Princess Diana’s driver had to stop strangers from seeing the late royal’s body after she passed.
The Princess of Wales was just 36-years-old when she tragically passed away after a car accident in Paris in August 1997 and her loyal driver Colin Tebbutt – who was not driving at the time of the crash – has told how he had to stop people from coming into the room where she was.
He said: "She wasn’t in a mortuary, she was in a bedroom in bed covered in an enormous amount of blankets. The place appeared to be in turmoil. My first job was to stop people coming in and bowing.
"People, government ministers, you name it. I didn’t know who they were. Anybody that was calling in at the hospital. They didn’t say anything – they were just bowing and walking out. It was wrong. I knew why they were there, but it had to stop."
And Colin even spotted people "climbing about on roofs" and begged for blankets to be put on the windows to give Diana her privacy.
He added to The Sun newspaper: "When I returned, she looked 100 per cent better but it was one of the hottest days of the year and the room was like a furnace. He did her hair nicely then he put a rosary on the bed. Then, to my horror, I saw people climbing about on roofs. They were some distance away but that was a blow. There were no blinds so I ordered some blankets to be brought and hung them at the windows.

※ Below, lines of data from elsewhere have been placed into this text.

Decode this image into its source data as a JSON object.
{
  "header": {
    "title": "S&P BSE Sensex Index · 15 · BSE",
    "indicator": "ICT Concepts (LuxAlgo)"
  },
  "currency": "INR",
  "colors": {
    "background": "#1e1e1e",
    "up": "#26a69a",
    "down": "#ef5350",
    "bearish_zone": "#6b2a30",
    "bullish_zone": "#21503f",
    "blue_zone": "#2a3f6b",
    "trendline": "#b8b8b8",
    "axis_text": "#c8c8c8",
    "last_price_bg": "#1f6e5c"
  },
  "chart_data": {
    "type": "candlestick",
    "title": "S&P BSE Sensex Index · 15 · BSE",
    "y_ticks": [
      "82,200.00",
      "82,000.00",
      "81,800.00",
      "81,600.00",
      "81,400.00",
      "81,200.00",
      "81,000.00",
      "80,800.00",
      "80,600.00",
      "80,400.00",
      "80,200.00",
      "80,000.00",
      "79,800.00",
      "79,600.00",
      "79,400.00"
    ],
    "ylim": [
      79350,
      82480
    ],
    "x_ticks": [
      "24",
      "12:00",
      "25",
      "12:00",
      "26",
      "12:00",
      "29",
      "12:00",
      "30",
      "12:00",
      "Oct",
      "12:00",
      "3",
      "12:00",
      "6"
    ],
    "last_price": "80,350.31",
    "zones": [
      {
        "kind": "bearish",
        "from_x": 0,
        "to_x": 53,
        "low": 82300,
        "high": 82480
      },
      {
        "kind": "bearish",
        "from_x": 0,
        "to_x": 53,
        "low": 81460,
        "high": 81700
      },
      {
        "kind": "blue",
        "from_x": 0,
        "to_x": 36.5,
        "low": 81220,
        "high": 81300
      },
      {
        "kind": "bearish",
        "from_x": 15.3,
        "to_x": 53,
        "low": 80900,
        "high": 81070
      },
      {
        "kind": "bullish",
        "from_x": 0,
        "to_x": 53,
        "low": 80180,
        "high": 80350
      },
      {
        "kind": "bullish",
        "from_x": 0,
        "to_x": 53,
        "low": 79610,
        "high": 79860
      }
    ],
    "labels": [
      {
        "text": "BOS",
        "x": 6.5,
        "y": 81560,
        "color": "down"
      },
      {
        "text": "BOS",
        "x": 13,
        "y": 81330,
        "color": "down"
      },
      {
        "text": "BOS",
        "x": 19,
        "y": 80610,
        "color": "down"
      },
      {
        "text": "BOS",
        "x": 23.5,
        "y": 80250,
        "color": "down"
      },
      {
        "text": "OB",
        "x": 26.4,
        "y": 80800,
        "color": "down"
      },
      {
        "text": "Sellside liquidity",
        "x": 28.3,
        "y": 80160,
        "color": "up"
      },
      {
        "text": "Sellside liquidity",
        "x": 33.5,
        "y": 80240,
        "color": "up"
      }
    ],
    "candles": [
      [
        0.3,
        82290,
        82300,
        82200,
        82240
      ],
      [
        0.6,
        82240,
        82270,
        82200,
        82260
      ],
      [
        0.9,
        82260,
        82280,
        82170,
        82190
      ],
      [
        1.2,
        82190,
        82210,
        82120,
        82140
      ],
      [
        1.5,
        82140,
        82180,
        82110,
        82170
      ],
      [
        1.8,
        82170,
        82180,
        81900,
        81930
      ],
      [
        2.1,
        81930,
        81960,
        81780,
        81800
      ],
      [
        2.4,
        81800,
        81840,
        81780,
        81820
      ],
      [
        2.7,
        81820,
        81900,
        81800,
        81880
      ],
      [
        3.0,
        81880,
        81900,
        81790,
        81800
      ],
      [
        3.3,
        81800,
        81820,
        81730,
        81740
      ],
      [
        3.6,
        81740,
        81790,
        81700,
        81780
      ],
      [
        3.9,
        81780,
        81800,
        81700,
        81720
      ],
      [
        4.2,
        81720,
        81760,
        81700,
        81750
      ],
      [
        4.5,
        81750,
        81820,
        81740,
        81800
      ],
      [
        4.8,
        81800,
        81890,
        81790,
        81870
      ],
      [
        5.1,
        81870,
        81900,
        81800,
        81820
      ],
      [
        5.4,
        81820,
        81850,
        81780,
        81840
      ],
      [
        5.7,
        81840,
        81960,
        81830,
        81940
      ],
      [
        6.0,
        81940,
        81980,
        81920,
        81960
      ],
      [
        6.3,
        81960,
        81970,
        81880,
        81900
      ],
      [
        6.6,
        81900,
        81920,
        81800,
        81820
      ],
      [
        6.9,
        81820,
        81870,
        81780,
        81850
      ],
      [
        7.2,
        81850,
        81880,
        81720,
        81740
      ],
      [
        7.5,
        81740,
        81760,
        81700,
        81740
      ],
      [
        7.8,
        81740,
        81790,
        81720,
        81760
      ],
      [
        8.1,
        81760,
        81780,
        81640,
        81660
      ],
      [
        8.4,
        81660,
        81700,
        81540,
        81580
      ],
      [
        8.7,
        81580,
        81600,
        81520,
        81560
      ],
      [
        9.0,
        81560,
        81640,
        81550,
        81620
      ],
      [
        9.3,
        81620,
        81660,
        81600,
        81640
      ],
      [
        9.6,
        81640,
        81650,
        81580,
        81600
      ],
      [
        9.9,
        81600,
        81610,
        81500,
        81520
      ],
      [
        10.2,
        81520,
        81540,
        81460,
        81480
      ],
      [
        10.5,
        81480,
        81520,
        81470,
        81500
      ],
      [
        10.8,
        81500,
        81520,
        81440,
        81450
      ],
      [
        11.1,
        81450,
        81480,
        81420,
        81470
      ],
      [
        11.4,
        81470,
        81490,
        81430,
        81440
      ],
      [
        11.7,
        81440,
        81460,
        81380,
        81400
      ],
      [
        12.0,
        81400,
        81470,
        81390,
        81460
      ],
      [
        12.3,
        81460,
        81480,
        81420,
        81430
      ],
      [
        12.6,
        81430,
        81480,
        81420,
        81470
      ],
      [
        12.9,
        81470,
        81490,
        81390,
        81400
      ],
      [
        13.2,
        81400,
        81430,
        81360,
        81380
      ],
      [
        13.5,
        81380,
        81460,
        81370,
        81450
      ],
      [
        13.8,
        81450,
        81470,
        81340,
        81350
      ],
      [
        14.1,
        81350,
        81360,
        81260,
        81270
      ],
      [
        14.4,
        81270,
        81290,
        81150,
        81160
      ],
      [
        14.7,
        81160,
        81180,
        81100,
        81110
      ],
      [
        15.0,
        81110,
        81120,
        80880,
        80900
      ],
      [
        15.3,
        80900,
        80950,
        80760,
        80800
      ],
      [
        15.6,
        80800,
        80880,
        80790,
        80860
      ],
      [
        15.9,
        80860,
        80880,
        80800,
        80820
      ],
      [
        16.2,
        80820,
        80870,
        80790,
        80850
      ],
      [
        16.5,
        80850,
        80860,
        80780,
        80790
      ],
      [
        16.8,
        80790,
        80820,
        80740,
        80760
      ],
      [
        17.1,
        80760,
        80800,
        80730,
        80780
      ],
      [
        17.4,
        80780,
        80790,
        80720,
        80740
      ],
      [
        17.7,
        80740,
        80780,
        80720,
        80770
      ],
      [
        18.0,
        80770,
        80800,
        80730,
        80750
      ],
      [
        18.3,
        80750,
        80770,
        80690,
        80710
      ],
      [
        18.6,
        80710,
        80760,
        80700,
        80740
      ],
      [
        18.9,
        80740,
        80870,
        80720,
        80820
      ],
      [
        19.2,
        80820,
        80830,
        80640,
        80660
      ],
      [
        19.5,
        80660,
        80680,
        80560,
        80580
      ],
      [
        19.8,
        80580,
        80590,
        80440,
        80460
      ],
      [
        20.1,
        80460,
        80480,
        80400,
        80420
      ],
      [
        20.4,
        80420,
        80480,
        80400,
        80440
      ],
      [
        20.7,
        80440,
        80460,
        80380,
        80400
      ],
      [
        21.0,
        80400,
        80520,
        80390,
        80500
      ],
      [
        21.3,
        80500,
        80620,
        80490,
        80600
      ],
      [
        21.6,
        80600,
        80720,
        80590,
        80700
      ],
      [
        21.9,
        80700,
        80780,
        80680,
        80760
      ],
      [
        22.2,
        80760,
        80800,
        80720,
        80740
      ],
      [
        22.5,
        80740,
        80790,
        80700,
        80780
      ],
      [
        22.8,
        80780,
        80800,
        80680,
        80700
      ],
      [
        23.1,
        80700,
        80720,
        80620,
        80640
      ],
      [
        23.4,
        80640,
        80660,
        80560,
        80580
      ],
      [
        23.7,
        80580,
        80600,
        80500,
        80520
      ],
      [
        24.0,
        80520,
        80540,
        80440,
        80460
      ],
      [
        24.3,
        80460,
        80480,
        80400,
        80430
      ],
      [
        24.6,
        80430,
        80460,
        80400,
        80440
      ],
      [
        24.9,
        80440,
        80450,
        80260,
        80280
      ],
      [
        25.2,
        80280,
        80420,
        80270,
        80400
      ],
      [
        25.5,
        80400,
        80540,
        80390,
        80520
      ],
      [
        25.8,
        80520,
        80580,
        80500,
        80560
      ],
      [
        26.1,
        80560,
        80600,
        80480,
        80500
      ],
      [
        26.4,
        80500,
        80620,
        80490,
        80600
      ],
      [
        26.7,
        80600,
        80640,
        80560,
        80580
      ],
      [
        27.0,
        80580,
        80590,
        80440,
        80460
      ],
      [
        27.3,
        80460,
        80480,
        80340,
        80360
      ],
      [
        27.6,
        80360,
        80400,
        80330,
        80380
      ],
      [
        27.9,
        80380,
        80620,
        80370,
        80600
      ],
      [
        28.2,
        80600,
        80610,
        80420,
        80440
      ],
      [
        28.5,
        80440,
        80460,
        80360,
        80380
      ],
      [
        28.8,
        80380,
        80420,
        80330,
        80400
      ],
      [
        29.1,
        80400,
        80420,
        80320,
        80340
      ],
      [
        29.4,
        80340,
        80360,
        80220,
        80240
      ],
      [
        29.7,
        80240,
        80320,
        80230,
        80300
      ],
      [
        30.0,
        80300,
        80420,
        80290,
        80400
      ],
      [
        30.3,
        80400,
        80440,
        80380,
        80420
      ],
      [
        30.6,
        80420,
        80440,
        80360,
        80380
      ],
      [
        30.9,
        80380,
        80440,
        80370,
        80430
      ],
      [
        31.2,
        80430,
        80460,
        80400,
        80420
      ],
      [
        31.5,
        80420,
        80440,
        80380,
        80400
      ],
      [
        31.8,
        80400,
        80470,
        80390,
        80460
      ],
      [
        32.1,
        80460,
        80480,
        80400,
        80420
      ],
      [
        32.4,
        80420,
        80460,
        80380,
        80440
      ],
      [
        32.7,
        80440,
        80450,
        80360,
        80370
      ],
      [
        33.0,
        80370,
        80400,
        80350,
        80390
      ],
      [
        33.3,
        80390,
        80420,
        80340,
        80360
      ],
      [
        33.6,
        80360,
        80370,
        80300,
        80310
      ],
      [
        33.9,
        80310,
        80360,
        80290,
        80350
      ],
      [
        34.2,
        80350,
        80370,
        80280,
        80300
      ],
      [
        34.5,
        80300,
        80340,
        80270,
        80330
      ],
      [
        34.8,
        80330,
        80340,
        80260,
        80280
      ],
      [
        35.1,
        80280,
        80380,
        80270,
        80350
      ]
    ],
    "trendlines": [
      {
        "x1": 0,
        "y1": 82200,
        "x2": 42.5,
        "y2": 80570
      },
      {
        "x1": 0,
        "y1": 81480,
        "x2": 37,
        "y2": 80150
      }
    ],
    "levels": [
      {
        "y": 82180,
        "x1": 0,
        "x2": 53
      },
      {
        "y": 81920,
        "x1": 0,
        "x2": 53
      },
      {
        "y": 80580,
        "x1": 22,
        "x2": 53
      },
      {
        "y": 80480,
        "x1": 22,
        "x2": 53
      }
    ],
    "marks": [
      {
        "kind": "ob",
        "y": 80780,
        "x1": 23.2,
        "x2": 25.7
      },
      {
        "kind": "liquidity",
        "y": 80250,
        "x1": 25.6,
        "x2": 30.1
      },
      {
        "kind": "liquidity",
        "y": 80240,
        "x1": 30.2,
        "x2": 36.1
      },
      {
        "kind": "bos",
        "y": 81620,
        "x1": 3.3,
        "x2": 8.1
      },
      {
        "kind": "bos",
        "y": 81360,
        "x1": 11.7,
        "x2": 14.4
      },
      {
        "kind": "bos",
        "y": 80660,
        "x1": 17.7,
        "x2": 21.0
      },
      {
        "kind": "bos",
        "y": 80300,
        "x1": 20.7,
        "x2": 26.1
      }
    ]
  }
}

"Then, as the room was getting hotter with the blankets, I asked for some fans. I switched them on and as I turned round, her hair and eyelashes were moving. Just for that moment I thought, ‘My God, she is alive!’ I was in shock. That was when it came home to me. I turned round and returned to normal but it was a horrible moment. None of us sat with her that afternoon. She was in the room at peace, with guards outside."